大明太祖高皇帝實錄 · 大明太祖高皇帝實錄卷一百五十三
大明太祖高皇帝實錄卷之一百五十三
洪武十六年三月甲辰朔,上以雲南平,命長興侯耿炳文往諭征南將軍潁川侯傅友德、左副將軍永昌侯藍玉、右副將軍西平侯沐英曰:「卿等久勞於外,今蠻夷已平,可以班師。若遲速之期,宜自審度。」復諭西平侯沐英曰:「雲南雖平而諸蠻之心尚懷疑貳,大軍一回,恐彼相扇為患,爾其留鎮之,撫綏平定,當召爾還。」
蘄州火,毀官民廬舍及倉廒。
乙巳,馬湖府知府珉德來朝,獻馬十八疋,詔賜衣一襲、米二十石、鈔三十錠。
庚戌,上與侍臣論歷代創業及國祚脩短。侍臣皆曰:「前代祚運之長,莫逾成周,其次莫如漢。」諫議大夫唐鐸進曰:「三代以後起布衣有天下者,惟漢高帝及陛下而已,陛下祖宗積德累善,至於陛下,遂膺天命。以臣觀之,非漢高所及,漢高除秦苛法,雜伯道而不純,陛下去胡元弊政,一復中國先王之舊,所謂撥亂世,反之正,漢高不事詩書,陛下留心聖學,告諭萬方,自為制命,卓然與典謨、訓誥相表里,漢高初欲都洛陽,聞婁敬之言,始都關中,陛下一渡江,即以金陵為定鼎之地,萬世之基固已肇於此矣,故曰非漢高所及。」上曰:「周家自公劉、后稷世積忠厚,至文王三分有二,武王始有天下,若使其後君非成、康,臣非周、召,益脩厥德,則文武之業何能至八百歲之久乎?書曰:『皇天無親,惟德是輔。』使吾後世子孫皆如成、康,輔弼之臣皆如周、召,則可以祈天永命,國祚愈昌。」侍臣頓首曰:「陛下斯言,宗社萬年之福也。」
癸丑夜,太陰犯軒轅右角星。
乙卯,蘭州衛指揮僉事蕭起卒,遣官致祭,恤其家。
以承敕郎茹瑺為通政使司右參議,給事中陳潤為戶部右侍郎。
故元將校金鐵馬等自遼東來降,詔賜衣人一襲。
贈故龍虎衛指揮使胡斌為榮祿大夫、同知都督府事。誥曰:「枕甲眠霜,櫛風沐雨,驅蠻夷,安中國,為尊君也,若此非義勇之士,其能之乎?前者,西南諸夷弗遵聲教,朕命大將率師三十萬往討之,諸將用命,蠻夷克平,惟爾歿於戰陣,今特追贈為榮祿大夫、同知都督府事,報爾於冥冥,使生者食祿,歿者血食,夫何憾焉?」斌,都督胡海洋子也,從征雲南,過曲靖黑松林,卒遇蠻寇,斌與戰,中飛矢卒,特命加三等褒贈。

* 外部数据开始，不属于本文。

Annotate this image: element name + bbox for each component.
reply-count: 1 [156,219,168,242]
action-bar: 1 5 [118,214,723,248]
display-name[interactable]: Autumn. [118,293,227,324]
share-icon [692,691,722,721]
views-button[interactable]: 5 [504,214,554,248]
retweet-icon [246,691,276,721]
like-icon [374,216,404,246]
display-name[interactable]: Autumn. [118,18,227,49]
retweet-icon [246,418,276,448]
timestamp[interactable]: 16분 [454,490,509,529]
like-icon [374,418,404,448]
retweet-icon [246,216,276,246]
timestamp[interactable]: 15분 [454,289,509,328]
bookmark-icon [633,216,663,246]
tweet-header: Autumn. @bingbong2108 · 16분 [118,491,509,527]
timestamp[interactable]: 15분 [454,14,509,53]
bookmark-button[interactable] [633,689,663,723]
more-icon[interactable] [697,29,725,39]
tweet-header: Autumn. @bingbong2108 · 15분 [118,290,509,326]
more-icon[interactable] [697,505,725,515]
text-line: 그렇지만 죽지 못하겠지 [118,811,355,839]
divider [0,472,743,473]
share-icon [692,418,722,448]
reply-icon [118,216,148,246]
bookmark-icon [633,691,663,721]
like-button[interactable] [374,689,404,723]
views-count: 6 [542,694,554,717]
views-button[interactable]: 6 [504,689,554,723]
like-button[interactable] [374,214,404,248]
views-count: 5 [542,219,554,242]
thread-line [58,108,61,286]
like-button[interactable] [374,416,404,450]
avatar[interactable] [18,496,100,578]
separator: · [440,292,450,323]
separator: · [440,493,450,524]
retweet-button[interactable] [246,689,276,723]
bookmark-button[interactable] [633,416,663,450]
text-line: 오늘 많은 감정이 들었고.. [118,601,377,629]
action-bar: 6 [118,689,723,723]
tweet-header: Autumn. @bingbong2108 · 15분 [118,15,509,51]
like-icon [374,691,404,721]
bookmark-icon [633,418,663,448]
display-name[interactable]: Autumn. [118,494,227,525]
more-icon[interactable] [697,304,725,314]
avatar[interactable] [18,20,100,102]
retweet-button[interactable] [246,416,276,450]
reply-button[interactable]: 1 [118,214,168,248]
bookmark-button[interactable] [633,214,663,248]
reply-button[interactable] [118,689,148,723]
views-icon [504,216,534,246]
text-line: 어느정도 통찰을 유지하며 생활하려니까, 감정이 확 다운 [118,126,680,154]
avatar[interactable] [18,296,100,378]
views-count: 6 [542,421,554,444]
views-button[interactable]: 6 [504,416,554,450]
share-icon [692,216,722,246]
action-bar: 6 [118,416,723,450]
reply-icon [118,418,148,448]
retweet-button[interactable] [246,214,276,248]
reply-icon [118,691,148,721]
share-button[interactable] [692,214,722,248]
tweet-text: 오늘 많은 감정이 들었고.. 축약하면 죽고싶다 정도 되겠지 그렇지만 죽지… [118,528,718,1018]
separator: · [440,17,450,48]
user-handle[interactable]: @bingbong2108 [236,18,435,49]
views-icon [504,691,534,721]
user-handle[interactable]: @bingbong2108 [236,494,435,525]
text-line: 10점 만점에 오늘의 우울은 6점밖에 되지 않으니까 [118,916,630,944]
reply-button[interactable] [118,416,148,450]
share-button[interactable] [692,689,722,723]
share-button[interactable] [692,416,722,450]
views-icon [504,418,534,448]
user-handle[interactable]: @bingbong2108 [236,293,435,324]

西番打煎爐長河西土官故元右丞剌瓦蒙復遣理問高惟善及其侄萬戶若剌來朝,貢馬及方物,詔賜鈔錠、衣服有差。
己未,青海酋長失剌巴等七人、西番酋長朵里只約等三人來歸,詔賜文綺、鈔錠有差。
夜,有星赤色,起自建星,東南行二丈余,有二小星隨之,至雲中沒。
辛酉,車裡土酋刀砍遣其侄豊祿進象及方物,詔賜豊祿衣一襲、鈔十錠,尋又賜刀砍及豊祿織金文綺九匹,帛如之,鈔八十錠,衣五十事,以其初奉貢來朝故也。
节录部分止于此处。